Commercial EV startup Workhorse will be face-to-face with the United States Post Office on March 3 to learn more about the agency’s decision to have defense manufacturer Oshkosh build the new fleet of mail vans. Workhorse was the last remaining bidder to build an all-electric fleet, an idea that President Biden backed with an executive order shortly after taking office.
“This is not the result we expected or hoped for,” CEO Duane Hughes said in a telephone conversation Monday morning following the announcement of the financial results for Workhorses for 2020. “To be clear, we intend to to explore all possibilities available to us. ”
Asked about the meeting, USPS spokeswoman Kim Frum said she “has no information I can share at this time.”
The USPS announced the new truck last week after a year-long bidding process that allowed several manufacturers from around the world to build and store prototypes in the hopes of winning the contract, which would eventually be worth billions of dollars.

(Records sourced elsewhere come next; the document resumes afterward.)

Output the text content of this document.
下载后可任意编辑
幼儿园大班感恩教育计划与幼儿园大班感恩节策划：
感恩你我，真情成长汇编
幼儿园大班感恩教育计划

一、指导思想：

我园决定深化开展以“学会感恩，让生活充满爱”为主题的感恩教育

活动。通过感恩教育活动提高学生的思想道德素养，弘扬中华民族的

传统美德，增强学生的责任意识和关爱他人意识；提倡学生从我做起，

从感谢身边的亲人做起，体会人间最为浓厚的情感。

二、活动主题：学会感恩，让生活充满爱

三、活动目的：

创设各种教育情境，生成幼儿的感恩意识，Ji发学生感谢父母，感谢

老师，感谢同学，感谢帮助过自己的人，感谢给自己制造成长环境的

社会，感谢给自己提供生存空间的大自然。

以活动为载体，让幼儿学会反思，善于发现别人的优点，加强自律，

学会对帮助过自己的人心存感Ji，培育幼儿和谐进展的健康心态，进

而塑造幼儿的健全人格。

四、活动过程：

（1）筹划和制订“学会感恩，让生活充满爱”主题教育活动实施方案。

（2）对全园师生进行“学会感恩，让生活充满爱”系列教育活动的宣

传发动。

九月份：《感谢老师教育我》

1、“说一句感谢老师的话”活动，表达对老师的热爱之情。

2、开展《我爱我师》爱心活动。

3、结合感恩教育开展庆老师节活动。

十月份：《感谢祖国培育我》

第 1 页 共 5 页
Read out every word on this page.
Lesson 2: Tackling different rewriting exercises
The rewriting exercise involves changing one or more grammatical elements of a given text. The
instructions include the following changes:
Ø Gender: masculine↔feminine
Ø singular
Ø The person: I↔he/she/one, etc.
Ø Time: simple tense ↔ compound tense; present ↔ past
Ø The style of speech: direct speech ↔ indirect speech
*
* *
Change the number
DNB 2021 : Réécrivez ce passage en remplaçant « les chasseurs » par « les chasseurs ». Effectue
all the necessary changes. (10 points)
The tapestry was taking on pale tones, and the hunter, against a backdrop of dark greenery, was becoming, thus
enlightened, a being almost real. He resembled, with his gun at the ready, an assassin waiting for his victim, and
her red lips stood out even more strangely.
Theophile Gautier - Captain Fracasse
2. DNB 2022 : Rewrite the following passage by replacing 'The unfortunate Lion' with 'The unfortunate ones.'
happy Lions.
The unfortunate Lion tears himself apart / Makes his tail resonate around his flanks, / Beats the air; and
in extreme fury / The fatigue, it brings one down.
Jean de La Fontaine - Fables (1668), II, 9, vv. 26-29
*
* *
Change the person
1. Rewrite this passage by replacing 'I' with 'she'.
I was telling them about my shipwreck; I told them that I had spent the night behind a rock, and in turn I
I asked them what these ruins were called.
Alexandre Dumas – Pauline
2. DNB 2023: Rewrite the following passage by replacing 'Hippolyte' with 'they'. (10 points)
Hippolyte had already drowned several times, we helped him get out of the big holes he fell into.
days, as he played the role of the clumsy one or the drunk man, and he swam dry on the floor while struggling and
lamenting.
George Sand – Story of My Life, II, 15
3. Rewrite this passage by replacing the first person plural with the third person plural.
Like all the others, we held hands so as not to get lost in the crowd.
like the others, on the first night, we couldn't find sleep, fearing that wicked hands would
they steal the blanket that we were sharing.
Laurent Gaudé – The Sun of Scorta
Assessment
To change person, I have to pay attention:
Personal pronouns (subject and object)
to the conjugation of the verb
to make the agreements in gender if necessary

A new mail vehicle is urgently needed as the current trucks – built by defense contractor Grumman – are stretched beyond their expected expiration date, costing the agency a fortune. Many trucks even caught fire. They also do not have modern features like air conditioning or airbags.
Many of these problems address Oshkosh’s mail van. Following last week’s announcement, Postmaster General Louis DeJoy told Congress that only 10 percent of the new mail trucks built by Oshkosh would be electric. Oshkosh and the USPS claim that the vehicles were designed to be converted from gas to electric power later, but offered no projections on how much it would cost, who would pay for it, or any other information about this part of the plan.
Workhorse does not have much record so far, but UPS is one of the companies that ordered its vehicles. And the chances of winning the bid seem to have improved earlier this year when President Biden signed an executive order ordering federal officials to find a way to switch the entire government fleet to electric vehicles. (USPS mail vehicles make up about a third of the more than 600,000 vehicles in the government fleet.)
Hughes said in the call that he believes Biden’s decision to add new governors to the board overseeing the USPS is part of an effort to oust DeJoy and further support the push to electrify the mail fleet. .
Regardless of the outcome of the meeting with the USPS, Hughes and Steve Schrader, CFO of Workhorse, spent much of Monday’s call to assure investors that the company has a way forward without the contract.
“I’ve always said it: with or without the post office, we have a business here, and we need to focus on being able to build the business,” Hughes said, although he acknowledged that the postal truck contract was a game changer. ”
Before that, Hughes and Schrader spoke at length about how Workhorse now has more than 8,000 orders for its commercial electric delivery trucks and how it plans to work through the backlog. The company recorded just $ 1.4 million in sales in 2020, with $ 652,000 of that in the last quarter of the year. The cost of the 2020 sales was also about $ 13 million, as Workhorse’s production was so low for the year because it handled a COVID-19 outbreak at its Ohio plant.
Schrader said Workhorse is trying to make as many as three trucks a day this month, with the goal of making ten a day by the end of June. By achieving a production capacity of 200 trucks per month, Workhorse could go straight, Schrader said.
Workhorse flourished for years, but was able to survive thanks to loans from hedge funds and by selling parts of its business. The best example of this is Lordstown Motors, the start of an electric pickup truck created by former Workhorse CEO (and founder) Steve Burns. Workhorse basically handed over the intellectual property (and order book) for a pickup he developed to Lordstown Motors in exchange for a 1 percent piece of the funding raised by the new startup, a royalty on the first 200,000 vehicles sold, and a 10 percent stake.
The ownership stake is now worth about $ 330 million, according to Workhorse’s latest financial report submitted on Monday. Lordstown Motors was also announced at the end of 2020, so Workhorse eventually earned $ 4.8 million as a result of the accompanying funding round.
This is in addition to approximately $ 270 million in separate financing that Workhorse closed in 2020.
“Needless to say, it’s been an incredible year for us, ‘Hughes said.